Güya hayat onları arkasına takıp, girdiği yere çekiyor. Meselâ: hayat bir cisme, bir bedene girdiği vakit, Hakîm ismi dahi tecelli eder. Hikmetle yuvasını güzelce yapıp tanzim eder. Aynı halde Kerîm ismi de tecelli edip meskenini hâcâtına göre tertib ve tezyin eder. Yine aynı halde Rahîm isminin cilvesi görünüyor ki, o hayatın devam ve kemâli için türlü türlü ihsanlarla taltif eder. Yine aynı halde Rezzak isminin cilvesi görünüyor ki, o hayatın bekasına ve inkişafına lâzım maddî, ma’nevî gıdaları yetiştiriyor. Ve kısmen bedeninde iddihar ediyor.
Demek hayat bir nokta-i mihrakıyye hükmünde; muhtelif sıfât birbiri içine girer, belki birbirinin aynı olur. Güya hayat tamamiyle hem ilimdir, aynı halde kudrettir, aynı halde de hikmet ve rahmettir ve hâkezâ..

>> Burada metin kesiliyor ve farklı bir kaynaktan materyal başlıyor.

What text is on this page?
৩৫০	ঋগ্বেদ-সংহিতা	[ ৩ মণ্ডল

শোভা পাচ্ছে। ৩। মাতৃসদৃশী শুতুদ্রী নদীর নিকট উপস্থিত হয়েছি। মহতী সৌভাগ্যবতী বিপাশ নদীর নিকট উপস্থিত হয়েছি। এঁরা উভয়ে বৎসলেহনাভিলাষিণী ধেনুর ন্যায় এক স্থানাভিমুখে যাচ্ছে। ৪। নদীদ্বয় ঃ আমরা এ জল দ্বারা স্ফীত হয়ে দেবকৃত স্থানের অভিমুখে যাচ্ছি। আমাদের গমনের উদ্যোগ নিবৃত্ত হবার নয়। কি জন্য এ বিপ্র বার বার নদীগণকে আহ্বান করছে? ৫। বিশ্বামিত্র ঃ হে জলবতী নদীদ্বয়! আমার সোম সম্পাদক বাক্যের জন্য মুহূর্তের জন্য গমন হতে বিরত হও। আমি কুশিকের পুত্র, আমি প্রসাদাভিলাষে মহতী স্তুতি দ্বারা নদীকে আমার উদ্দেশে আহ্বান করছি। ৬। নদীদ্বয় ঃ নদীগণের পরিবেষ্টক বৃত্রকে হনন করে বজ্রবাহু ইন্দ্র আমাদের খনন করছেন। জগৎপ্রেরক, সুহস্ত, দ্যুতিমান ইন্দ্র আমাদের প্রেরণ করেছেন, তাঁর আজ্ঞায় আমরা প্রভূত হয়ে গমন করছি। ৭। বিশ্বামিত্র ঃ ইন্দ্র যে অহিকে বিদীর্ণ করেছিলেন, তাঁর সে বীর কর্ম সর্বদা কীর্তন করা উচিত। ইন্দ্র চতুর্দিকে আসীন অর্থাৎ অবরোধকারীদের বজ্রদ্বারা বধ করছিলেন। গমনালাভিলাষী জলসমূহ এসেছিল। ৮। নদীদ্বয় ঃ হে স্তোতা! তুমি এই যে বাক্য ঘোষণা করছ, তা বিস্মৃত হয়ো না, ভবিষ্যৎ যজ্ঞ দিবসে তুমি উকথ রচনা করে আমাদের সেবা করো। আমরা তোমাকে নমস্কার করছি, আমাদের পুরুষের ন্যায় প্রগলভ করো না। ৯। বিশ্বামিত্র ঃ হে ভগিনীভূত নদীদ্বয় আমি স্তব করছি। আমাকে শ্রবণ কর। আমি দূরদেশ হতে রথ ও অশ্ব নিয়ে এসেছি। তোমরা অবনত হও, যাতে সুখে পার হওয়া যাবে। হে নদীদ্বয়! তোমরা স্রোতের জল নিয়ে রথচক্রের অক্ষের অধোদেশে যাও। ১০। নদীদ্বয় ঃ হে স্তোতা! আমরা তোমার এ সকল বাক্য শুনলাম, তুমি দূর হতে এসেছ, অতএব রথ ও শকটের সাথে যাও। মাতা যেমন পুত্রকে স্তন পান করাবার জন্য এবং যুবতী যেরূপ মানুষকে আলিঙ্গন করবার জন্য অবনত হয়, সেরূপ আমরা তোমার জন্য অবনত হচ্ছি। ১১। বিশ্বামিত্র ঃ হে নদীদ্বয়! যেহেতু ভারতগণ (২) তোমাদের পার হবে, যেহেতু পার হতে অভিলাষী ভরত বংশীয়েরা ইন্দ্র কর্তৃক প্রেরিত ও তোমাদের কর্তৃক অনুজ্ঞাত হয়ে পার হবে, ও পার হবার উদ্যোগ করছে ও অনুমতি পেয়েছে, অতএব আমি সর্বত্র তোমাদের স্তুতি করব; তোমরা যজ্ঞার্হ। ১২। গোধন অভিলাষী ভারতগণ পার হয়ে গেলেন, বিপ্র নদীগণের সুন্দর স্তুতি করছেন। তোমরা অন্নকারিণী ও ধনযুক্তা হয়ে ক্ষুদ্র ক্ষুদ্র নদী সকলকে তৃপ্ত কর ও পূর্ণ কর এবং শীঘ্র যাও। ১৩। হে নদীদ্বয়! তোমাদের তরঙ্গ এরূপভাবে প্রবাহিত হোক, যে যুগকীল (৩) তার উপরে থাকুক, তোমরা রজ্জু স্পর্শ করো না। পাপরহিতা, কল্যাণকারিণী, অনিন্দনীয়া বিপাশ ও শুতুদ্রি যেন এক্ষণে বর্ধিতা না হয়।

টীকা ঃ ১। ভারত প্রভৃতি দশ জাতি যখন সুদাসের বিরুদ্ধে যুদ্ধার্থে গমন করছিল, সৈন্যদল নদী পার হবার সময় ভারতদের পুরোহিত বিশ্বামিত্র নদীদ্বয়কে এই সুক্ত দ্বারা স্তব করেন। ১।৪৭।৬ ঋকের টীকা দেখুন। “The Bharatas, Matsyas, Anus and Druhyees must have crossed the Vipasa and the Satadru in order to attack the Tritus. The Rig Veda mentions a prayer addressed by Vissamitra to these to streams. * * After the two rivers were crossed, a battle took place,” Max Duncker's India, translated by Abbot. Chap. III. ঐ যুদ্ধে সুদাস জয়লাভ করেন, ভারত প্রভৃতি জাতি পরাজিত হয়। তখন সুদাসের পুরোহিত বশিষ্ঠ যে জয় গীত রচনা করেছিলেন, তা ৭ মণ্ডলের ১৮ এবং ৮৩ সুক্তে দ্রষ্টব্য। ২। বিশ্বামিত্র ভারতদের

İşte hayat bu câmi’ mâhiyeti i’tibâriyle şuûn-u zâtiyye-i Rabbânîyyeye âyinedarlık eden bir âyine-i Samediyettir.
İşte bu sırdandır ki: Hayy-ı Kayyûm olan Zâtı Vâcibü’l-Vücûd, hayatı pek çok kesretle ve mebzûliyetle halkedip, neşir ve teşhir eder. Ve herşeyi hayatın etrafına toplattırıp, ona hizmetkâr eder. Çünkü; hayatın vazifesi büyüktür. Evet, samediyyetin âyinesi olmak kolay birşey değil, âdi bir vazife değil.
İşte göz önünde her vakit gördüğümüz bu had ve hesaba gelmiyen yeni yeni hayatlar ve hayatların asılları ve zâtları olan ruhlar, birden ve hiçden vücûda gelmeleri ve gönderilmeleri, bir Zât-ı Vâcibü’l-Vücûd ve Hayy-ı Kayyûmun vücûb-u vücûdunu ve sıfât-ı kudsiyyesini ve Esmâ-i Hüsnâsını; lemaatın, Güneşi gösterdiği gibi gösteriyorlar. Güneşi tanımayan ve kabûl etmeyen adam, nasıl gündüzü dolduran ziyayı inkâr etmeye mecbûr oluyor. Öylede: Hayy-ı Kayyûm, Muhyî ve Mümît olan şems-i Ehadiyyeti tanımıyan adam zemînin yüzünü belki mâzi ve müstakbeli dolduran zîhayatların vücûdunu inkâr etmeli ve yüz derece hayvandan aşağı düşmeli. Hayat mertebesinden düşüp câmid bir câhil-i echel olmalı.